The second bone-enriched environmental condition identified in our study is hypoxia. Hypoxia conferred resistance to PI3K inhibitors in CRPC cells, and bone-resident tumors displayed significantly higher levels of HIF-1α and PIM1, which have been established as independent hypoxia-inducible proteins. PIM is particularly interesting as a therapeutic target for hypoxia, because it is upregulated in a HIF-1-independent manner. PIM is known to redundantly phosphorylate many of the pro-survival targets activated by PI3K, such as the anti-apoptotic factor Bad [54]. Thus, PIM can substitute for the survival function of PI3K, and it is essential to be aware of cellular contexts in which PIM is highly active to anticipate resistance to PI3K inhibitors. Upregulation of PIM kinase in hypoxia promotes prostate cancer cell survival in response to oxidative stress, and small molecule inhibitors of PIM have been shown to selectively kill hypoxic prostate cancer cells in vitro and in vivo by increasing ROS to toxic levels [55-58]. Importantly, inhibition of PIM in hypoxia restored the sensitivity of hypoxic CRPC cells to PI3K inhibition, further supporting the role of hypoxia-inducible PIM kinase expression in resistance to PI3K inhibitors.

In summary, we have identified novel signaling axes that are hyperactivated in the bone TME. Integrin α6β1-mediated adhesion to laminin and hypoxia-induced PIM kinase expression are parallel signaling pathways that promote survival and resistance to PI3K inhibition in CRPC. Within the bone TME, both ITGα6 and PIM1 are highly expressed and active. Importantly, our data suggest that ITGα6 and PIM kinase promote survival through independent but parallel mechanisms (Figure 5C). PIM stimulates Nrf2 activation to block oxidative damage [55,59], and ITGα6 counteracts oxidative stress through the induction of autophagy [50]. Therefore, we predict that each of these pathways partially compensate for the other when only one, or even two, are inhibited. This model provides an explanation for how ADT resistance develops and why inhibiting PI3K, PIM kinase, or ITGα6 alone is not effective and provides rationale for targeting multiple pathways simultaneously to improve the patient response.

Acknowledgements

We would like to acknowledge the gift of integrin α6 antibodies AA6A and AA6ANT from Dr. Anne Cress and Dr. Scott Peterson, when at Oncothyreon, for the PX866 drug for the in vivo studies. We wish to thank the core services of TACMASR, EMSR, Flow Cytometry, and Genomics at the University of Arizona Cancer Center for their help and guidance. Studies were supported by funding from the NIH (CA154835 and P30CA023074), Accelerate for Success Award from the TRIF initiative at University of Arizona, and the Van Andel Research Institute. This work was also supported by funding from the American Cancer Society (RSG-16-159-01-CDD) and Department of defense PCRP (W81XWH-19-1-0455) to NAW. Establishment and maintenance of the LuCaP PDX model was supported by the PNW Prostate Cancer SPORE P50CA097186, and P01CA163227.

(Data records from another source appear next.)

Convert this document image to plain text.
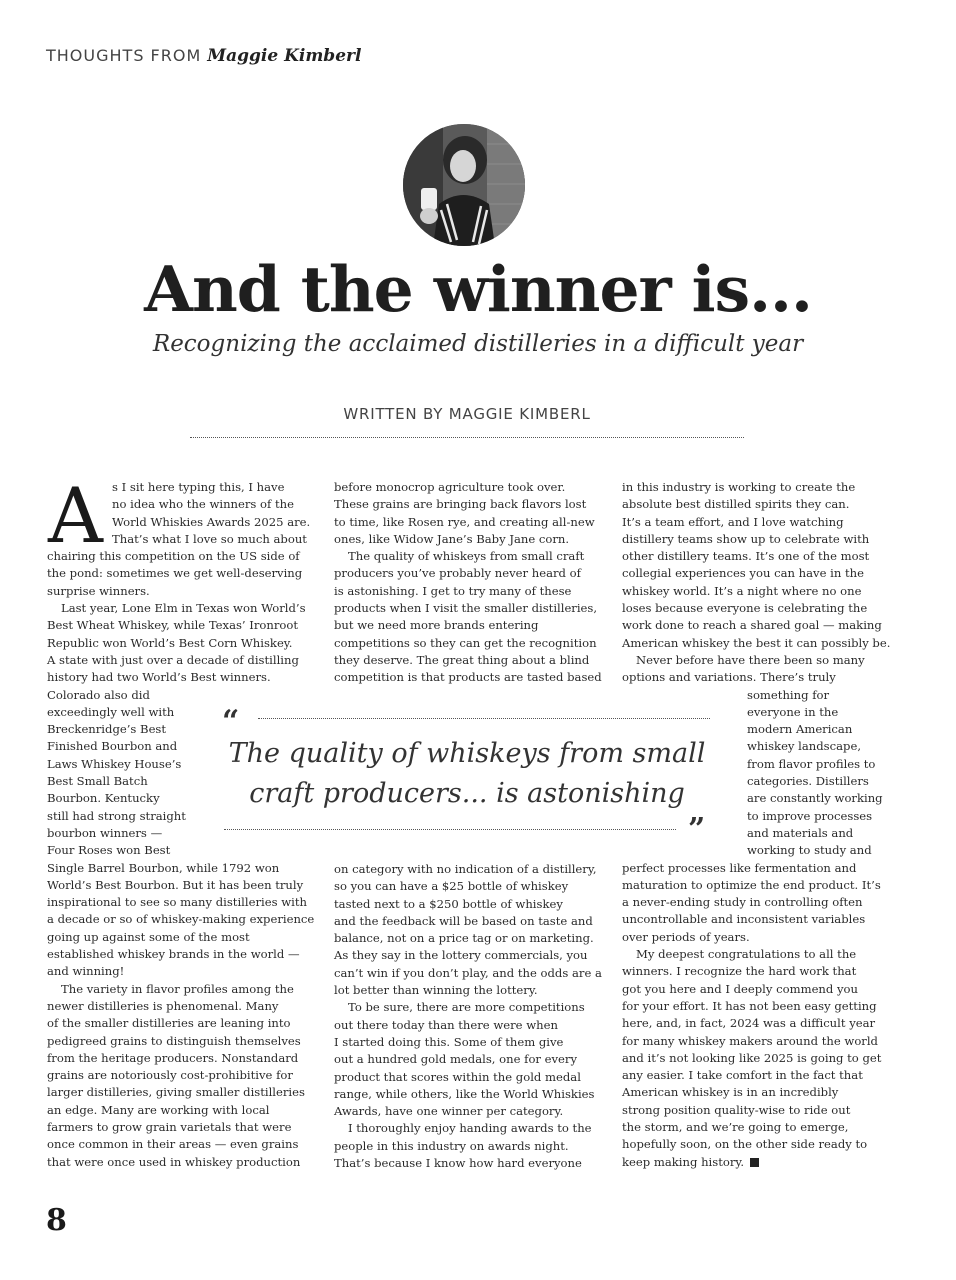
THOUGHTS FROM Maggie Kimberl
And the winner is...
Recognizing the acclaimed distilleries in a difficult year
WRITTEN BY MAGGIE KIMBERL
A s I sit here typing this, I have
no idea who the winners of the
World Whiskies Awards 2025 are.
That’s what I love so much about
chairing this competition on the US side of
the pond: sometimes we get well-deserving
surprise winners.
Last year, Lone Elm in Texas won World’s
Best Wheat Whiskey, while Texas’ Ironroot
Republic won World’s Best Corn Whiskey.
A state with just over a decade of distilling
history had two World’s Best winners.
Colorado also did
exceedingly well with
Breckenridge’s Best
Finished Bourbon and
Laws Whiskey House’s
Best Small Batch
Bourbon. Kentucky
still had strong straight
bourbon winners —
Four Roses won Best
Single Barrel Bourbon, while 1792 won
World’s Best Bourbon. But it has been truly
inspirational to see so many distilleries with
a decade or so of whiskey-making experience
going up against some of the most
established whiskey brands in the world —
and winning!
The variety in flavor profiles among the
newer distilleries is phenomenal. Many
of the smaller distilleries are leaning into
pedigreed grains to distinguish themselves
from the heritage producers. Nonstandard
grains are notoriously cost-prohibitive for
larger distilleries, giving smaller distilleries
an edge. Many are working with local
farmers to grow grain varietals that were
once common in their areas — even grains
that were once used in whiskey production
before monocrop agriculture took over.
These grains are bringing back flavors lost
to time, like Rosen rye, and creating all-new
ones, like Widow Jane’s Baby Jane corn.
The quality of whiskeys from small craft
producers you’ve probably never heard of
is astonishing. I get to try many of these
products when I visit the smaller distilleries,
but we need more brands entering
competitions so they can get the recognition
they deserve. The great thing about a blind
competition is that products are tasted based
“
The quality of whiskeys from small
craft producers... is astonishing
”
on category with no indication of a distillery,
so you can have a $25 bottle of whiskey
tasted next to a $250 bottle of whiskey
and the feedback will be based on taste and
balance, not on a price tag or on marketing.
As they say in the lottery commercials, you
can’t win if you don’t play, and the odds are a
lot better than winning the lottery.
To be sure, there are more competitions
out there today than there were when
I started doing this. Some of them give
out a hundred gold medals, one for every
product that scores within the gold medal
range, while others, like the World Whiskies
Awards, have one winner per category.
I thoroughly enjoy handing awards to the
people in this industry on awards night.
That’s because I know how hard everyone
in this industry is working to create the
absolute best distilled spirits they can.
It’s a team effort, and I love watching
distillery teams show up to celebrate with
other distillery teams. It’s one of the most
collegial experiences you can have in the
whiskey world. It’s a night where no one
loses because everyone is celebrating the
work done to reach a shared goal — making
American whiskey the best it can possibly be.
Never before have there been so many
options and variations. There’s truly
something for
everyone in the
modern American
whiskey landscape,
from flavor profiles to
categories. Distillers
are constantly working
to improve processes
and materials and
working to study and
perfect processes like fermentation and
maturation to optimize the end product. It’s
a never-ending study in controlling often
uncontrollable and inconsistent variables
over periods of years.
My deepest congratulations to all the
winners. I recognize the hard work that
got you here and I deeply commend you
for your effort. It has not been easy getting
here, and, in fact, 2024 was a difficult year
for many whiskey makers around the world
and it’s not looking like 2025 is going to get
any easier. I take comfort in the fact that
American whiskey is in an incredibly
strong position quality-wise to ride out
the storm, and we’re going to emerge,
hopefully soon, on the other side ready to
keep making history.
8
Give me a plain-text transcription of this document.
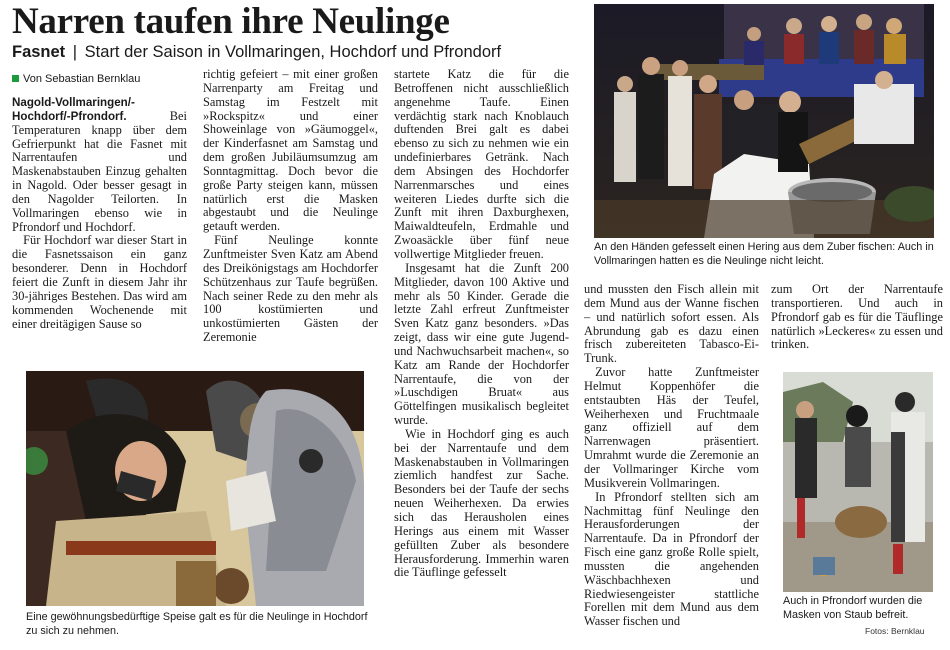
Narren taufen ihre Neulinge
Fasnet | Start der Saison in Vollmaringen, Hochdorf und Pfrondorf
Von Sebastian Bernklau

Nagold-Vollmaringen/-Hochdorf/-Pfrondorf. Bei Temperaturen knapp über dem Gefrierpunkt hat die Fasnet mit Narrentaufen und Maskenabstauben Einzug gehalten in Nagold. Oder besser gesagt in den Nagolder Teilorten. In Vollmaringen ebenso wie in Pfrondorf und Hochdorf.

Für Hochdorf war dieser Start in die Fasnetssaison ein ganz besonderer. Denn in Hochdorf feiert die Zunft in diesem Jahr ihr 30-jähriges Bestehen. Das wird am kommenden Wochenende mit einer dreitägigen Sause so

richtig gefeiert – mit einer großen Narrenparty am Freitag und Samstag im Festzelt mit »Rockspitz« und einer Showeinlage von »Gäumoggel«, der Kinderfasnet am Samstag und dem großen Jubiläumsumzug am Sonntagmittag. Doch bevor die große Party steigen kann, müssen natürlich erst die Masken abgestaubt und die Neulinge getauft werden.

Fünf Neulinge konnte Zunftmeister Sven Katz am Abend des Dreikönigstags am Hochdorfer Schützenhaus zur Taufe begrüßen. Nach seiner Rede zu den mehr als 100 kostümierten und unkostümierten Gästen der Zeremonie

startete Katz die für die Betroffenen nicht ausschließlich angenehme Taufe. Einen verdächtig stark nach Knoblauch duftenden Brei galt es dabei ebenso zu sich zu nehmen wie ein undefinierbares Getränk. Nach dem Absingen des Hochdorfer Narrenmarsches und eines weiteren Liedes durfte sich die Zunft mit ihren Daxburghexen, Maiwaldteufeln, Erdmahle und Zwoasäckle über fünf neue vollwertige Mitglieder freuen.

Insgesamt hat die Zunft 200 Mitglieder, davon 100 Aktive und mehr als 50 Kinder. Gerade die letzte Zahl erfreut Zunftmeister Sven Katz ganz besonders. »Das zeigt, dass wir eine gute Jugend- und Nachwuchsarbeit machen«, so Katz am Rande der Hochdorfer Narrentaufe, die von der »Luschdigen Bruat« aus Göttelfingen musikalisch begleitet wurde.

Wie in Hochdorf ging es auch bei der Narrentaufe und dem Maskenabstauben in Vollmaringen ziemlich handfest zur Sache. Besonders bei der Taufe der sechs neuen Weiherhexen. Da erwies sich das Herausholen eines Herings aus einem mit Wasser gefüllten Zuber als besondere Herausforderung. Immerhin waren die Täuflinge gefesselt

und mussten den Fisch allein mit dem Mund aus der Wanne fischen – und natürlich sofort essen. Als Abrundung gab es dazu einen frisch zubereiteten Tabasco-Ei-Trunk.

Zuvor hatte Zunftmeister Helmut Koppenhöfer die entstaubten Häs der Teufel, Weiherhexen und Fruchtmaale ganz offiziell auf dem Narrenwagen präsentiert. Umrahmt wurde die Zeremonie an der Vollmaringer Kirche vom Musikverein Vollmaringen.

In Pfrondorf stellten sich am Nachmittag fünf Neulinge den Herausforderungen der Narrentaufe. Da in Pfrondorf der Fisch eine ganz große Rolle spielt, mussten die angehenden Wäschbachhexen und Riedwiesengeister stattliche Forellen mit dem Mund aus dem Wasser fischen und

zum Ort der Narrentaufe transportieren. Und auch in Pfrondorf gab es für die Täuflinge natürlich »Leckeres« zu essen und trinken.

An den Händen gefesselt einen Hering aus dem Zuber fischen: Auch in Vollmaringen hatten es die Neulinge nicht leicht.
Eine gewöhnungsbedürftige Speise galt es für die Neulinge in Hochdorf zu sich zu nehmen.
Auch in Pfrondorf wurden die Masken von Staub befreit.
Fotos: Bernklau
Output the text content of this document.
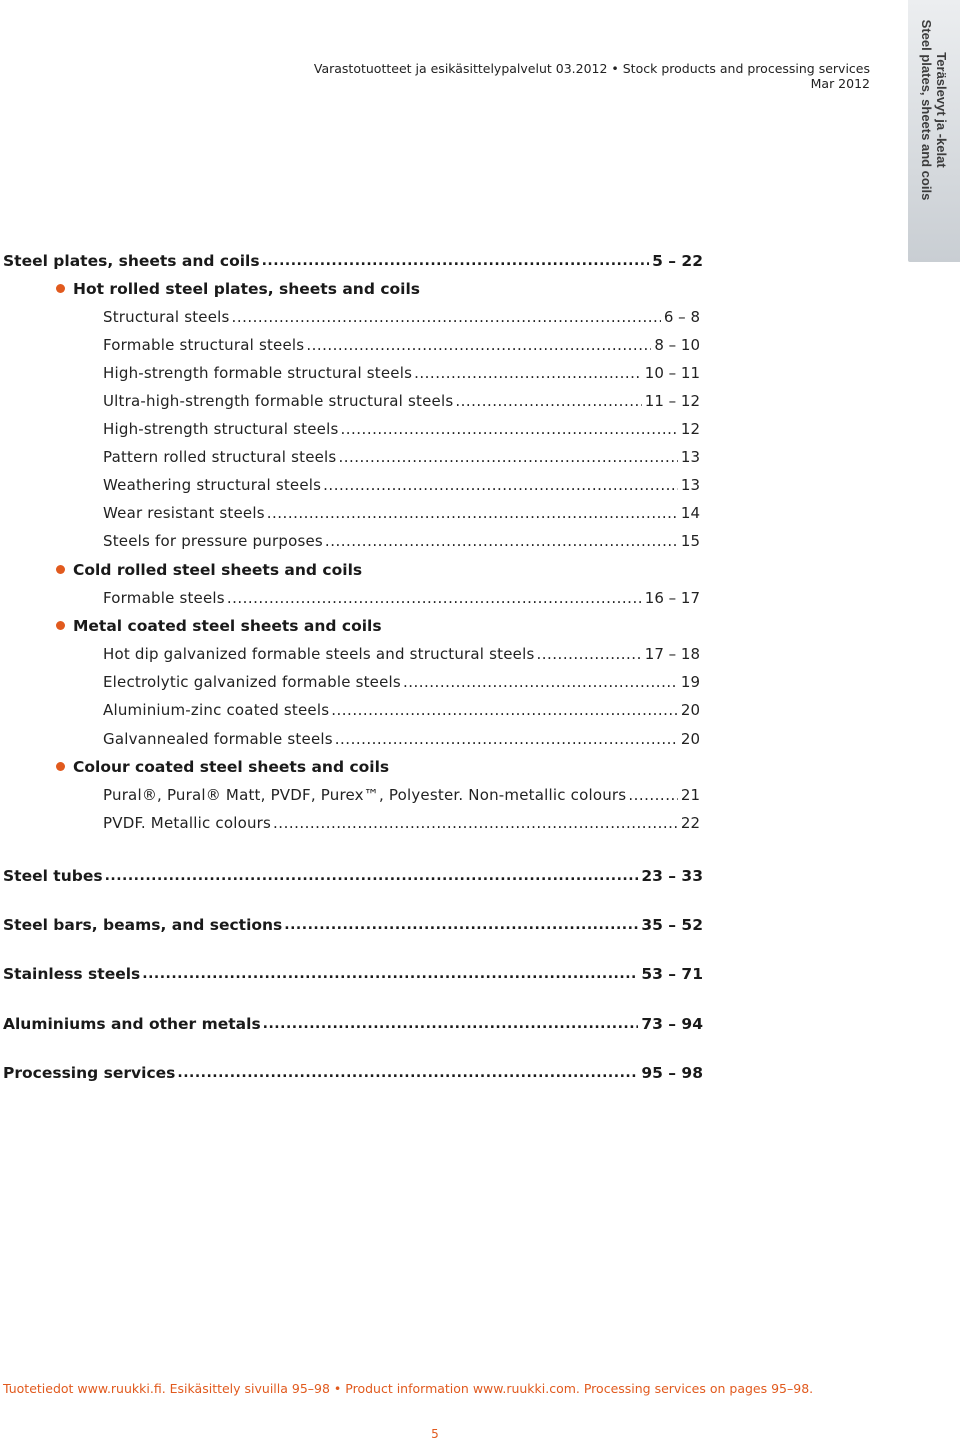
Varastotuotteet ja esikäsittelypalvelut 03.2012 • Stock products and processing services Mar 2012	Teräslevyt ja -kelat
Steel plates, sheets and coils
Steel plates, sheets and coils .....	5 – 22
Hot rolled steel plates, sheets and coils
Structural steels .....	6 – 8
Formable structural steels .....	8 – 10
High-strength formable structural steels .....	10 – 11
Ultra-high-strength formable structural steels .....	11 – 12
High-strength structural steels .....	12
Pattern rolled structural steels .....	13
Weathering structural steels .....	13
Wear resistant steels .....	14
Steels for pressure purposes .....	15
Cold rolled steel sheets and coils
Formable steels .....	16 – 17
Metal coated steel sheets and coils
Hot dip galvanized formable steels and structural steels .....	17 – 18
Electrolytic galvanized formable steels .....	19
Aluminium-zinc coated steels .....	20
Galvannealed formable steels .....	20
Colour coated steel sheets and coils
Pural®, Pural® Matt, PVDF, Purex™, Polyester. Non-metallic colours .....	21
PVDF. Metallic colours .....	22
Steel tubes .....	23 – 33
Steel bars, beams, and sections .....	35 – 52
Stainless steels .....	53 – 71
Aluminiums and other metals .....	73 – 94
Processing services .....	95 – 98
Tuotetiedot www.ruukki.fi. Esikäsittely sivuilla 95–98 • Product information www.ruukki.com. Processing services on pages 95–98.
5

Disclosure of conflict of interest

CAMJ reports investigator-initiated project funding from Calibr, Inc., Astellas, Medivation, and Pfizer outside the submitted work. DD has significant financial conflict of interest with SignalRx Pharmaceuticals the developer of SF1126 as member of scientific advisory board, board of directors and equity interest. This has been reviewed by COI committee at UCSD School of Medicine. LAH is co-inventor and co-founder of Modulation Therapeutics and has equity stock in Modulation Therapeutics. None of the other authors have any conflicts of interest to declare.